You see it over and over again. Point to the President’s accomplishments, and mention Lily Ledbetter and the end of DADT, and the progressive response is “WHAT HAVE YOU DONE FOR ME LATELY. WHAT ABOUT X and X and X? ALSO TOO, TIM GEITHNER!”
And that’s great, be an advocate for your beliefs. But why do you think your beliefs should reward you with money?
Next- there are a lot of progressive voices out there on the internet. They just haven’t tried to build themselves into a business enterprise. Every single day I read links to websites I had never heard of before, with bold, vibrant liberal commentary. Check the rec list at DKOS. When you see a commenter say something you like, click on their name and and go check out their website. The progressive blogosphere isn’t dead- it’s as vibrant as it ever was. Just the folks are different than they were ten years ago.
And most of all, if your traffic sucks, it isn’t because your readers just don’t get your particular brand of genius, it’s that they have determined you aren’t worth reading. Period. And if you can’t even build a community in your own personal sphere of the internet, just why the hell do you think your ideas are going to build an actual viable candidacy?
And I know that yes, when the Netroots started, I was a filthy Republican, and now I consider myself a proud Democrat (I never call myself a progressive though. I’m a liberal.) But I figured out how to build a community. You share things. You allow open comments. You let people speak their piece. You don’t judge, and when you do, you let people tell you why you are an asshole. You invite interesting people to write what they want, and you have a crowd of people who who care about each other even though they only know each other as black and white pixels. And you also recognize that you have to work within the system to get shit done.
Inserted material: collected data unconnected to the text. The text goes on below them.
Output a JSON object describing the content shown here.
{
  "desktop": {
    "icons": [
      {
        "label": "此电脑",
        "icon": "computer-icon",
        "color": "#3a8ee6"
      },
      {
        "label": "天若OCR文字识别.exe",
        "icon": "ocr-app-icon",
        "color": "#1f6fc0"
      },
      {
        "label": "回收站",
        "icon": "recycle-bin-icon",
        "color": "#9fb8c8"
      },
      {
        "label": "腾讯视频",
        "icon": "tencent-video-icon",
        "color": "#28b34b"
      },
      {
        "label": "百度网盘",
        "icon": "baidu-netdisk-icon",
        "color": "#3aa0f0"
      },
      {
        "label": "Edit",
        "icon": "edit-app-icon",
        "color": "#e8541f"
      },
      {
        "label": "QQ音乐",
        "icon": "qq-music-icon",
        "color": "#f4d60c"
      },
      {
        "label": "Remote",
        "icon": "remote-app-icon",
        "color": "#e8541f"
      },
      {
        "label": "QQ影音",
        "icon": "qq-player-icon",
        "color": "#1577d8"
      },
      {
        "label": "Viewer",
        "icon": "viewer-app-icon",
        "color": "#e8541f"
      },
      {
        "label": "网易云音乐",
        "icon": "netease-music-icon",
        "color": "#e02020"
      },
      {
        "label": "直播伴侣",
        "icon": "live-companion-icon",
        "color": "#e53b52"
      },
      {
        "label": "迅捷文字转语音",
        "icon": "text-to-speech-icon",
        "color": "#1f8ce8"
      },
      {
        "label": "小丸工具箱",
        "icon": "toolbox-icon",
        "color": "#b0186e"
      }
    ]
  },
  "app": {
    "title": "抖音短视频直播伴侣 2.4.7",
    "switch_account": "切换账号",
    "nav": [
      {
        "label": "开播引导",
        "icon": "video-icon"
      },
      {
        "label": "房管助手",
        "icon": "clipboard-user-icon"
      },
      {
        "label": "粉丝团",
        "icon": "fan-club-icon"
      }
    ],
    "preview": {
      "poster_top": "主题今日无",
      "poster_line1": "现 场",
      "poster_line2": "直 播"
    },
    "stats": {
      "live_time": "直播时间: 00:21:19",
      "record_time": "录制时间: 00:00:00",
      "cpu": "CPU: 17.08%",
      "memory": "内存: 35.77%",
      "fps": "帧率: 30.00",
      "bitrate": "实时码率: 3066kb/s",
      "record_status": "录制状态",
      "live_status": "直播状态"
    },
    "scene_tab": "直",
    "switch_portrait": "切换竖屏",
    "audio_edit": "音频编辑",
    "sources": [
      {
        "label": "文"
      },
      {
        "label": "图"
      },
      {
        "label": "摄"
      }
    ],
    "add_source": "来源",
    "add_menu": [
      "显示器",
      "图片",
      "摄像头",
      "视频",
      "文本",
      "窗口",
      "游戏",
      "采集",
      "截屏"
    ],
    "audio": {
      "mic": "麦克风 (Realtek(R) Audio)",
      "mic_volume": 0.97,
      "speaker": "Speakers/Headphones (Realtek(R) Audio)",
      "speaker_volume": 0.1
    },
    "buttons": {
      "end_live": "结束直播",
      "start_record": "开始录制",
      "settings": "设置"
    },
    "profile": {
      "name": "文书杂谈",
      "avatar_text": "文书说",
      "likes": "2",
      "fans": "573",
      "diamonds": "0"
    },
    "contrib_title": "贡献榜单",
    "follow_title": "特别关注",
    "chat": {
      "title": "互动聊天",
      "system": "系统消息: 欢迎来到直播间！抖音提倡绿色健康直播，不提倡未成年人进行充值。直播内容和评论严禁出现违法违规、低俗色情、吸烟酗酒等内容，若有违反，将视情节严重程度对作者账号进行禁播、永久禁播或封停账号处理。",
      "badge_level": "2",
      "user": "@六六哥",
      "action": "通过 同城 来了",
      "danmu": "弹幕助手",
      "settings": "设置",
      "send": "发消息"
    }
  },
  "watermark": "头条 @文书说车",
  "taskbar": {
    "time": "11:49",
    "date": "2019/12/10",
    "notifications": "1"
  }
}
This is all kind of rambling and insider baseballish, so just start flaming.
*** Update ***
And whaddya know. The Daily Beast completely misrepresented Markos, so who knows how much of this piece is trustworthy.
Talked to Susie, said she was told the interview was supposed to be about the old-style single-proprietor blogs, not the entire progressive blogosphere, so like Markos, her words were taken out of context. My apologies.